House Hunting
It’s been a great week for us here in Dallas. The weather has been darn near perfect, and a break to remember sacrifices paid made the week shorter, though bittersweet.
We’ve been busy of late searching for homes. Sarah and I would love to live closer to PBC, which would allow us more convenient access into life-events that build the fellowship. It would cause us to move away from downtown Dallas, but neither of us will miss the nightlife much. We may have even found a great place. All we have to do now is smile big enough to convince the bank that we’re good for the money.

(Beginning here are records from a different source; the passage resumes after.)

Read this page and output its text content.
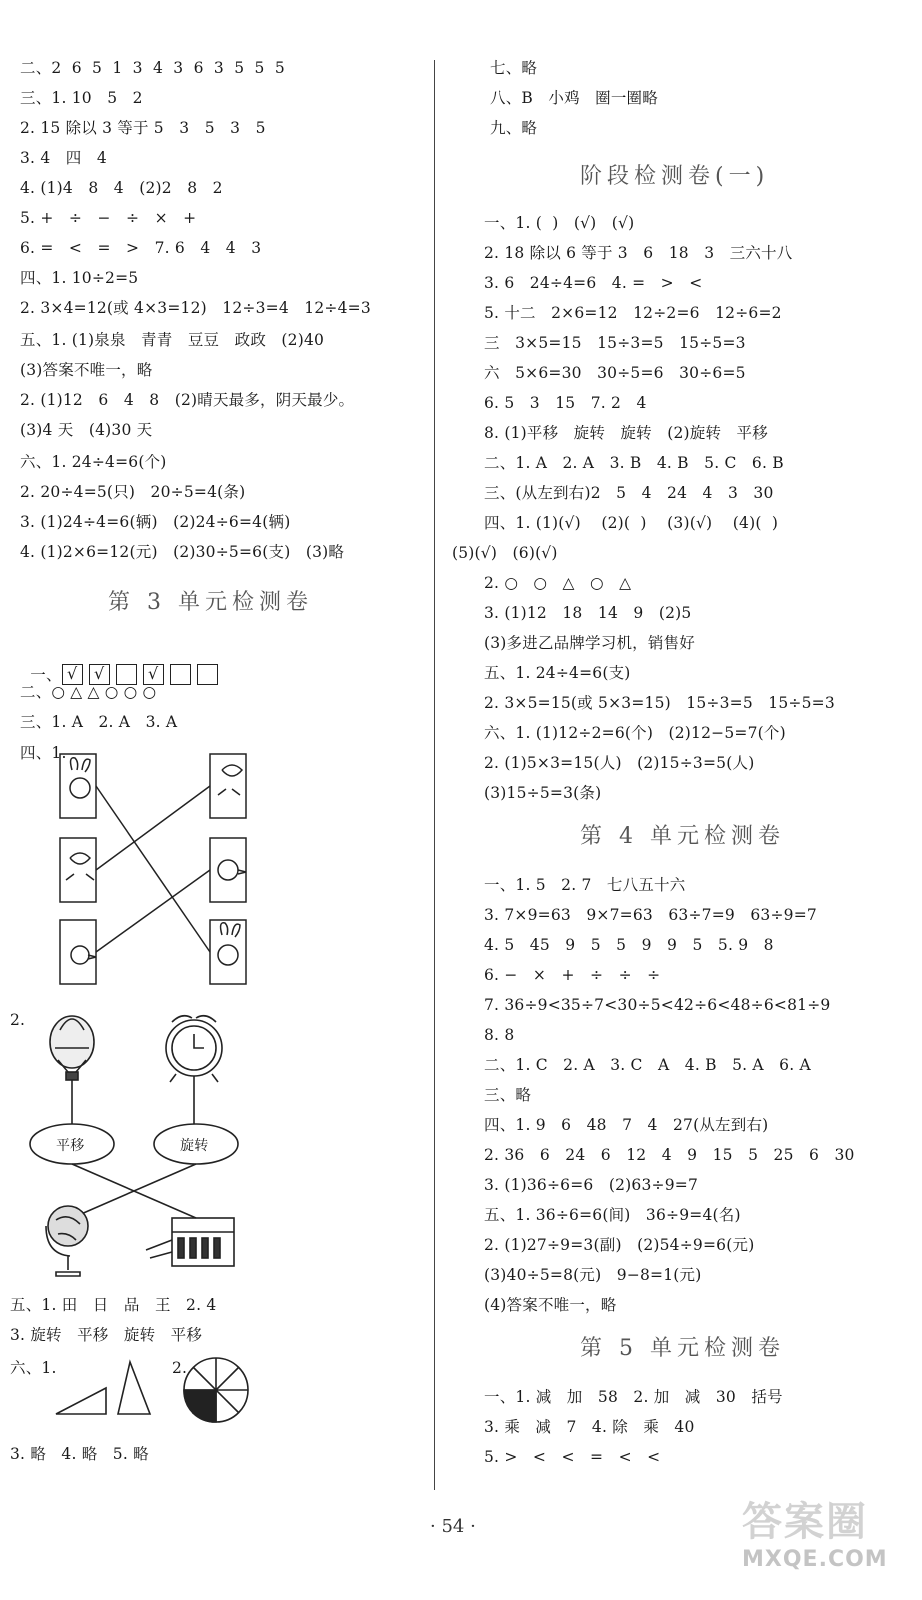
二、2  6  5  1  3  4  3  6  3  5  5  5
三、1. 10   5   2
2. 15 除以 3 等于 5   3   5   3   5
3. 4   四   4
4. (1)4   8   4   (2)2   8   2
5. +   ÷   −   ÷   ×   +
6. =   <   =   >   7. 6   4   4   3
四、1. 10÷2=5
2. 3×4=12(或 4×3=12)   12÷3=4   12÷4=3
五、1. (1)泉泉   青青   豆豆   政政   (2)40
(3)答案不唯一，略
2. (1)12   6   4   8   (2)晴天最多，阴天最少。
(3)4 天   (4)30 天
六、1. 24÷4=6(个)
2. 20÷4=5(只)   20÷5=4(条)
3. (1)24÷4=6(辆)   (2)24÷6=4(辆)
4. (1)2×6=12(元)   (2)30÷5=6(支)   (3)略
第 3 单元检测卷

一、 √ √	√

二、○ △ △ ○ ○ ○
三、1. A   2. A   3. A
四、1.
2.
平移	旋转
五、1. 田   日   品   王   2. 4
3. 旋转   平移   旋转   平移
六、1.	2.
3. 略   4. 略   5. 略
七、略
八、B   小鸡   圈一圈略
九、略
阶段检测卷(一)
一、1. (  )   (√)   (√)
2. 18 除以 6 等于 3   6   18   3   三六十八
3. 6   24÷4=6   4. =   >   <
5. 十二   2×6=12   12÷2=6   12÷6=2
三   3×5=15   15÷3=5   15÷5=3
六   5×6=30   30÷5=6   30÷6=5
6. 5   3   15   7. 2   4
8. (1)平移   旋转   旋转   (2)旋转   平移
二、1. A   2. A   3. B   4. B   5. C   6. B
三、(从左到右)2   5   4   24   4   3   30
四、1. (1)(√)    (2)(  )    (3)(√)    (4)(  )
(5)(√)   (6)(√)
2. ○   ○   △   ○   △
3. (1)12   18   14   9   (2)5
(3)多进乙品牌学习机，销售好
五、1. 24÷4=6(支)
2. 3×5=15(或 5×3=15)   15÷3=5   15÷5=3
六、1. (1)12÷2=6(个)   (2)12−5=7(个)
2. (1)5×3=15(人)   (2)15÷3=5(人)
(3)15÷5=3(条)
第 4 单元检测卷
一、1. 5   2. 7   七八五十六
3. 7×9=63   9×7=63   63÷7=9   63÷9=7
4. 5   45   9   5   5   9   9   5   5. 9   8
6. −   ×   +   ÷   ÷   ÷
7. 36÷9<35÷7<30÷5<42÷6<48÷6<81÷9
8. 8
二、1. C   2. A   3. C   A   4. B   5. A   6. A
三、略
四、1. 9   6   48   7   4   27(从左到右)
2. 36   6   24   6   12   4   9   15   5   25   6   30
3. (1)36÷6=6   (2)63÷9=7
五、1. 36÷6=6(间)   36÷9=4(名)
2. (1)27÷9=3(副)   (2)54÷9=6(元)
(3)40÷5=8(元)   9−8=1(元)
(4)答案不唯一，略
第 5 单元检测卷
一、1. 减   加   58   2. 加   减   30   括号
3. 乘   减   7   4. 除   乘   40
5. >   <   <   =   <   <
· 54 ·	答案圈
MXQE.COM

I thought a good argument would be that after taking on this loan we would still be in less debt than the federal government is in (per capita, mind you), but maybe that’s not the best idea.
[aside: this past weekend President Obama agreed that the federal government has too much debt. His solution: the government should spend more money for huge new entitlement programs. Does this sound crazy to anyone else?]
In other news, I’m enjoying reading books that aren’t assigned to me. I recently finished Amusing Ourselves to Death and was amazed at 1) how true the book was when written some 25 years ago and 2) how much has changed since first publication that showed how prophetic the book was. John Dyer notes this to some extent in his recent presentation, “Technology is not neutral.” He used this quote:
“I worry that the level of interrupt, the sort of overwhelming rapidity of information – and especially stressful information – is in fact affecting cognition. It is in fact affecting deeper thinking. I still believe that sitting down and reading a book is the best way to really learn something. And I worry that we’re losing that.”
The kicker is who said this quote: Eric Schmidt, CEO of Google. Yeah.
That’s all for now, unless you want to loan me money for a house. I’m good for it. Really.